More recently, Rep. Sherman held a Townhall meeting and raised a firestorm when he initially denied that the Justice Department had decided that it would refuse to prosecute black-on-white civil rights cases. Once his more vocal constituents let him know about the New Black Panther case, he insisted that he’d never heard of it. Which meant, among other things, that he was unaware that Department of Justice official J. Christian Adams had resigned over the issue so that he would be free to give sworn testimony before the Civil Rights Commission.

When he was then asked how it was possible that he was totally unaware of the facts, which had been well-covered by Fox News, the Drudge Report and on any number of blogs and talk radio shows, Sherman blithely announced that he hadn’t come across the news in any of his regular sources, which included the L.A. Times, the Economist, Newsweek, the L.A. Daily News, the Congressional Quarterly and the National Journal. Frankly, I was surprised not to see the New York Times or the Washington Post mentioned, and I suspect he doesn’t actually read the Economist, either, but decided the rest of his reading list wasn’t very impressive and might lead Katie Couric to make fun of him.

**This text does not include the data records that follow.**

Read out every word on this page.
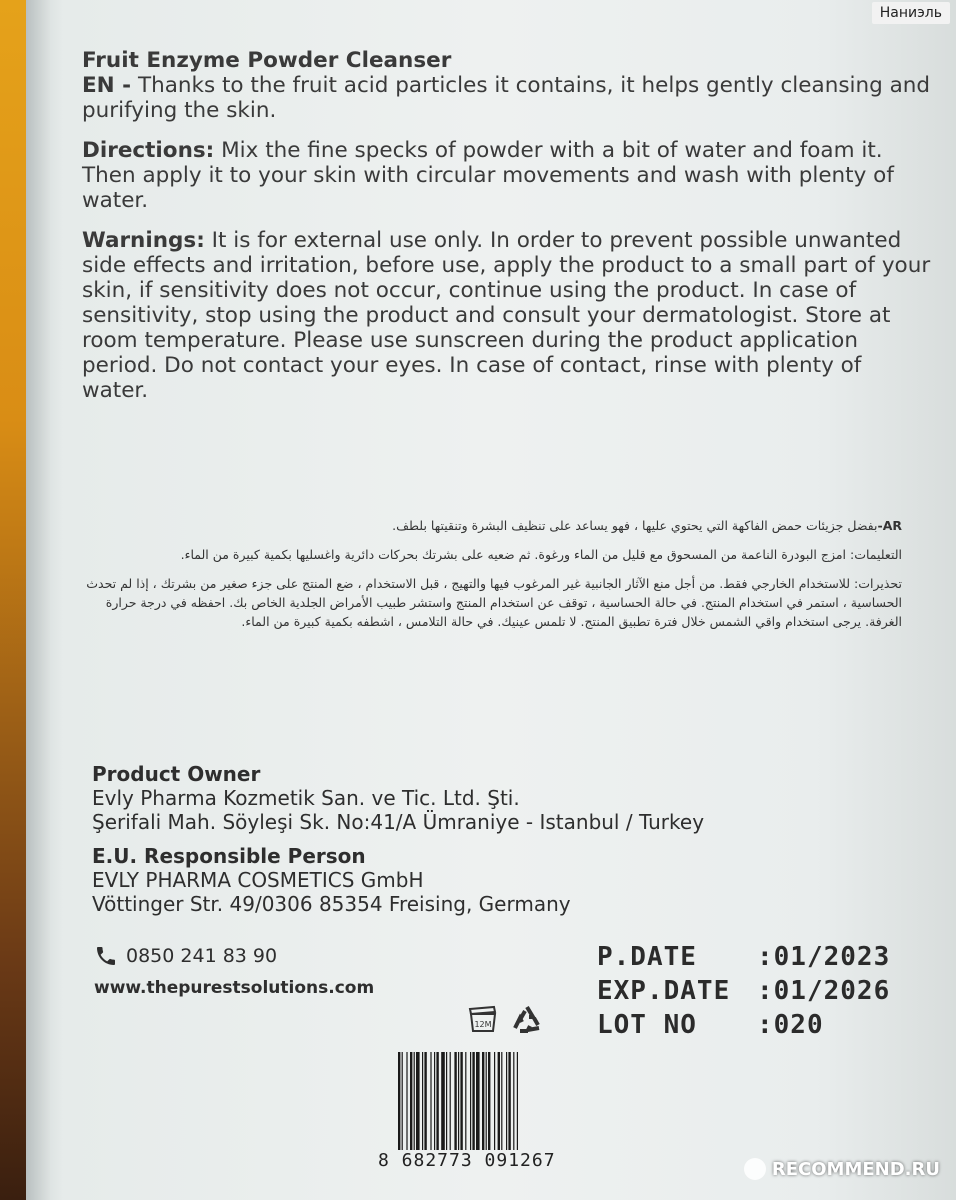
Наниэль

Fruit Enzyme Powder Cleanser
EN - Thanks to the fruit acid particles it contains, it helps gently cleansing and purifying the skin.

Directions: Mix the fine specks of powder with a bit of water and foam it. Then apply it to your skin with circular movements and wash with plenty of water.

Warnings: It is for external use only. In order to prevent possible unwanted side effects and irritation, before use, apply the product to a small part of your skin, if sensitivity does not occur, continue using the product. In case of sensitivity, stop using the product and consult your dermatologist. Store at room temperature. Please use sunscreen during the product application period. Do not contact your eyes. In case of contact, rinse with plenty of water.

AR-بفضل جزيئات حمض الفاكهة التي يحتوي عليها ، فهو يساعد على تنظيف البشرة وتنقيتها بلطف.

التعليمات: امزج البودرة الناعمة من المسحوق مع قليل من الماء ورغوة. ثم ضعيه على بشرتك بحركات دائرية واغسليها بكمية كبيرة من الماء.

تحذيرات: للاستخدام الخارجي فقط. من أجل منع الآثار الجانبية غير المرغوب فيها والتهيج ، قبل الاستخدام ، ضع المنتج على جزء صغير من بشرتك ، إذا لم تحدث الحساسية ، استمر في استخدام المنتج. في حالة الحساسية ، توقف عن استخدام المنتج واستشر طبيب الأمراض الجلدية الخاص بك. احفظه في درجة حرارة الغرفة. يرجى استخدام واقي الشمس خلال فترة تطبيق المنتج. لا تلمس عينيك. في حالة التلامس ، اشطفه بكمية كبيرة من الماء.

Product Owner
Evly Pharma Kozmetik San. ve Tic. Ltd. Şti.
Şerifali Mah. Söyleşi Sk. No:41/A Ümraniye - Istanbul / Turkey

E.U. Responsible Person
EVLY PHARMA COSMETICS GmbH
Vöttinger Str. 49/0306 85354 Freising, Germany

0850 241 83 90
www.thepurestsolutions.com
P.DATE	:01/2023
EXP.DATE	:01/2026
LOT NO	:020
12M
8 682773 091267	RECOMMEND.RU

Unlike Ms. Couric, I would never stoop to that sort of ridicule. Instead, I’ll simply point out that if you call this schmuck a pinhead, it’s not an insult, it’s the literal truth. A while back, my wife and I actually attended one of his Townhall meetings and I was shocked to discover that not only is he even dumber and smarmier in person than he is on TV, but he has the tiniest head I have ever seen on a grown-up. It’s as if he had been captured by pygmies who decided to shrink his head while it was still attached to his neck, but were then interrupted halfway through the process. Unfortunately, that was before they got to the really good part where they sew up their victim’s mouth.

Still, as we all know, it’s not just liberal politicians and media propagandists who give us all so much reason to despise them. Not too long ago, we had Michelle Obama, pausing in her mission to take candy from America’s babies, visit the oil-smeared Gulf and tell Americans how pristine the beaches are, and how we should all go there on our summer vacations. That came right around the time we all learned that the Obamas were taking theirs in Maine, which is about as far from Florida and Louisiana as you can get without vacationing in Nova Scotia.

If I remember correctly, she also insisted that we should all become better Americans by learning to speak Spanish, not that she or Barack had any such plans. This woman hands out so much bull hockey, I’m even beginning to wonder if she feeds Malia and Natasha Cocoa Pops for breakfast.

Just before taking off for Maine, our First Lady found the time to make an appearance at the NAACP convention and lead the left-wing rabble-rousers in a chorus of blame whitey. Somehow, when the president is black, his wife is black, his attorney general is black and his friend, Oprah Winfrey, is not only black, but probably the richest woman in the country, it strikes me as fatuous, if not downright loony, to keep insisting that America is a nation of bigots.

For sheer gall, it’s hard to beat the NAACP, a group dedicated to a racist agenda, having the gall to condemn the Tea Party movement as racist. It strikes me as an obvious attempt on the part of the black pot to besmirch the innocent kettle.